Где ты был, Адам? - Бёлль Генрих (лучшие книги TXT) 📗
Шнейдеру отвели маленькую комнату, оклеенную желтыми обоями; снаружи на дверях висела розовая картонная табличка с надписью, выведенной черной тушью: «Фельдфебель Шнейдер. Выписка и отпуска». Шнейдер сидел за столом спиной к окну, и, когда не было работы, обычно вставал из-за стола и, повернувшись, бездумно смотрел на пыльный проселок. Направо дорога вела в деревню, налево, петляя между садами и кукурузными полями, уходила в «пусту» – бескрайнюю венгерскую степь. Делать Шнейдеру было почти нечего. В госпитале остались лишь тяжелораненые – всех сколько-нибудь «транспортабельных» больных эвакуировали, а ходячих выписали и, выдав им обмундирование и сухой паек, отправили на фронтовой пересыльный пункт. В окно Шнейдер мог смотреть часами. Духота на дворе была невыносимая – лучшим средством против такого климата Шнейдер считал абрикосовую водку, смешанную с сельтерской. Водка эта была в меру крепкая, очищенная и к тому же недорогая. Приятно было постепенно пьянеть, сидя у окна и уставившись на дорогу или голубое небо. Но хмель приходил медленно, Шнейдер пил с остервенением, и даже по утрам ему приходилось поглощать изрядную порцию водки, прежде чем хмельная волна смывала обычное отупение. Он разработал целую систему: в первый стакан добавлял к сельтерской лишь самую малость водки, во второй – побольше, в третьем смешивал сельтерскую с водкой пополам, в четвертый не добавлял сельтерской, пятый снова шел половина на половину, шестой он пил, как второй, и седьмой был вновь почти без водки, как первый. На седьмом стакане он всегда останавливался. Всю эту процедуру Шнейдер успевал завершить к половине одиннадцатого и становился, как он говаривал, «яростно трезвым». Холодный огонь разливался по его жилам, и он был теперь в состоянии кое-как вытерпеть очередной идиотский день. На выписку больные приходили обычно не раньше одиннадцати, чаще всего в четверть двенадцатого, и в распоряжении Шнейдера всегда оставалось еще около часа. Он мог глядеть в окно на дорогу, по которой лишь изредка, вздымая клубы пыли, проезжала телега, запряженная парой тощих кляч; мог ловить мух или же мысленно вести беседы с кем-нибудь из начальства – тщательно продуманные немногословные диалоги, полные снисходительной иронии. Впрочем, случалось, что Шнейдер просто сортировал печати или раскладывал бумаги у себя на столе.

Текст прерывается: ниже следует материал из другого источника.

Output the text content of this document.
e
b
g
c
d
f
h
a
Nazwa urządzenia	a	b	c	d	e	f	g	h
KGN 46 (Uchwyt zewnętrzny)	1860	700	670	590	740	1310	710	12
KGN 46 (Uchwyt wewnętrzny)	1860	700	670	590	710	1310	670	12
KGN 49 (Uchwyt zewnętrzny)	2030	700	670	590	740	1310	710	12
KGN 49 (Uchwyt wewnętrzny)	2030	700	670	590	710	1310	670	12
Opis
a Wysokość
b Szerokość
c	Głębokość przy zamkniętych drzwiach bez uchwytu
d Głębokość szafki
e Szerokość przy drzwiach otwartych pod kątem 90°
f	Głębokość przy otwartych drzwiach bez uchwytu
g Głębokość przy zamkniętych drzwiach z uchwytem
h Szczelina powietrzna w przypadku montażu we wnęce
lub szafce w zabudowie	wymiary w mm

В то утро, в половине одиннадцатого, доктор Шмиц вошел в палату, куда поместили двух раненых офицеров, прооперированных им еще на рассвете. По левую руку от него лежал лейтенант Молль – двадцатилетний юнец с острым старушечьим лицом. Он еще не проснулся после наркоза и, казалось, ухмылялся во сне. Мухи роем кружились над его забинтованными руками и над головой, упакованной в заскорузлую от крови марлю. Шмиц попытался было отогнать мух, но, отчаявшись, махнул рукой и лишь натянул простыню на голову спящего. Потом, как всегда перед обходом, он надел отутюженный белый халат и, медленно застегнув его на все пуговицы, повернулся к другому раненому – капитану Бауэру. Тот как будто медленно выходил из наркотического оцепенения – он невнятно бормотал что-то, не открывая г.лаз и тщетно пытаясь пошевельнуться: после операции его привязали к койке. Голова его тоже была перехвачена ремнями и притянута к спинке кровати – шевелились только губы, он бормотал не переставая, и временами казалось, что он вот-вот откроет глаза. Шмиц терпеливо ждал, засунув руки в карманы халата. В душной палате стоял полумрак и слегка пахло навозом. Несмотря на плотно закрытые окна и двери, воздух кишел мухами. До войны подвалы этого дома служили зимними стойлами для скота.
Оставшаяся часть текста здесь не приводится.